Bowerman Airport , also known as Bowerman Field, is a public use airport located 2 mi west of the central business district of Hoquiam, a city in Grays Harbor County, Washington, United States. It is owned by the Port of Grays Harbor. According to the FAA's National Plan of Integrated Airport Systems for 2009–2013, it is classified as a general aviation airport.

==History==

The Grays Harbor County government selected a site west of Hoquiam to build an airport in 1941 using federal funding for civil defense. The airport, named Moon Island Airport, was converted into an army airfield in 1942 and expanded with two runways during World War II. It was renamed for pilot Robert C. Bowerman in 1953 after his death during the Korean War. The Port of Grays Harbor acquired the airport in 1962.

== Facilities and aircraft ==
Bowerman Airport covers an area of 145 acre at an elevation of 18 ft above mean sea level. It has one runway designated 6/24 with an asphalt surface measuring 5000 × 150 ft.

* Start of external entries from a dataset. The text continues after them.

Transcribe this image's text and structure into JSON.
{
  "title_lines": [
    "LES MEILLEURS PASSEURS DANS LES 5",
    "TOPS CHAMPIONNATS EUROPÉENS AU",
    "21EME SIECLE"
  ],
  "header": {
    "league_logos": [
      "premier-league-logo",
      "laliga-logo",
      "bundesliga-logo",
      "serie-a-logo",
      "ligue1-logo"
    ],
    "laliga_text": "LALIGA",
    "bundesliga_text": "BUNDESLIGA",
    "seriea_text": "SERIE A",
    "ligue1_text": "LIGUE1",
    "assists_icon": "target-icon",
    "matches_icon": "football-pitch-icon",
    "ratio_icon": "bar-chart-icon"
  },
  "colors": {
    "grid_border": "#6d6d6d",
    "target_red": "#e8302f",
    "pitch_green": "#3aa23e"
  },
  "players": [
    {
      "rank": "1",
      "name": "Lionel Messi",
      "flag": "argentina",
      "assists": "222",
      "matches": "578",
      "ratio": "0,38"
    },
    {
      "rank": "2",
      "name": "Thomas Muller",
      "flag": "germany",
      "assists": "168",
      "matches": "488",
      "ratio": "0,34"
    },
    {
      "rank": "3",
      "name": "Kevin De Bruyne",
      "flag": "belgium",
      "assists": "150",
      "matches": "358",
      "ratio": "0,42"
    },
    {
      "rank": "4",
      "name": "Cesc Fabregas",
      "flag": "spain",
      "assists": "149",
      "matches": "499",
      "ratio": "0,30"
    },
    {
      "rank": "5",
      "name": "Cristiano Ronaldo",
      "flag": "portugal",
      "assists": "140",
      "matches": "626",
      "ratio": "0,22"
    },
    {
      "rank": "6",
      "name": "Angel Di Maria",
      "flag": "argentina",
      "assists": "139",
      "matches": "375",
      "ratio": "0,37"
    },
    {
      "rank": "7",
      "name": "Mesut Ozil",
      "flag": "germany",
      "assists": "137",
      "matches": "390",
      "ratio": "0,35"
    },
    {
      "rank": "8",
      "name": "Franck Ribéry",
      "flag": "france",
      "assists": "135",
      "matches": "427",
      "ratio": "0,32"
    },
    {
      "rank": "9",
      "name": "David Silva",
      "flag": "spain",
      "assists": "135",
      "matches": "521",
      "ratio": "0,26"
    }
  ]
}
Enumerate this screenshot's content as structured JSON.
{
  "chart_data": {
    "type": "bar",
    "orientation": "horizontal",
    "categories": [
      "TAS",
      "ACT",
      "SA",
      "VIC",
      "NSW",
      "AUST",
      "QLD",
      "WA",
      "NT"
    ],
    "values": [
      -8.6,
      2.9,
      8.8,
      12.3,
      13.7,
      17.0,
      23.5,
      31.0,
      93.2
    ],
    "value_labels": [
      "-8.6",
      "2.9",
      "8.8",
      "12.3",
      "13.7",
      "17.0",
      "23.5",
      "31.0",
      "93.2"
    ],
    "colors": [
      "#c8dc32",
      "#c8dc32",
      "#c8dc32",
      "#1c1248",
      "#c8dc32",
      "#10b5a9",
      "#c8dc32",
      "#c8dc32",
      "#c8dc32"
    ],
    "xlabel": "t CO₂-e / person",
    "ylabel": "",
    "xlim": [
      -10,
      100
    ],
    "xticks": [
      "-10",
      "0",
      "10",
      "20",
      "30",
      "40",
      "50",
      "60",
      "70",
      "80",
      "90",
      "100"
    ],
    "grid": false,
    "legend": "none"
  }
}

For the 12-month period ending May 31, 2011, the airport had 24,625 aircraft operations, an average of 69 per day: 97% general aviation and 3% military. At that time there were 25 aircraft based at this airport, all single-engine. Bowerman Field airport has fueling facilities and is the only jet-capable airport on the Washington coast. The airport has an instrument landing approach system for use in instrument meteorological conditions.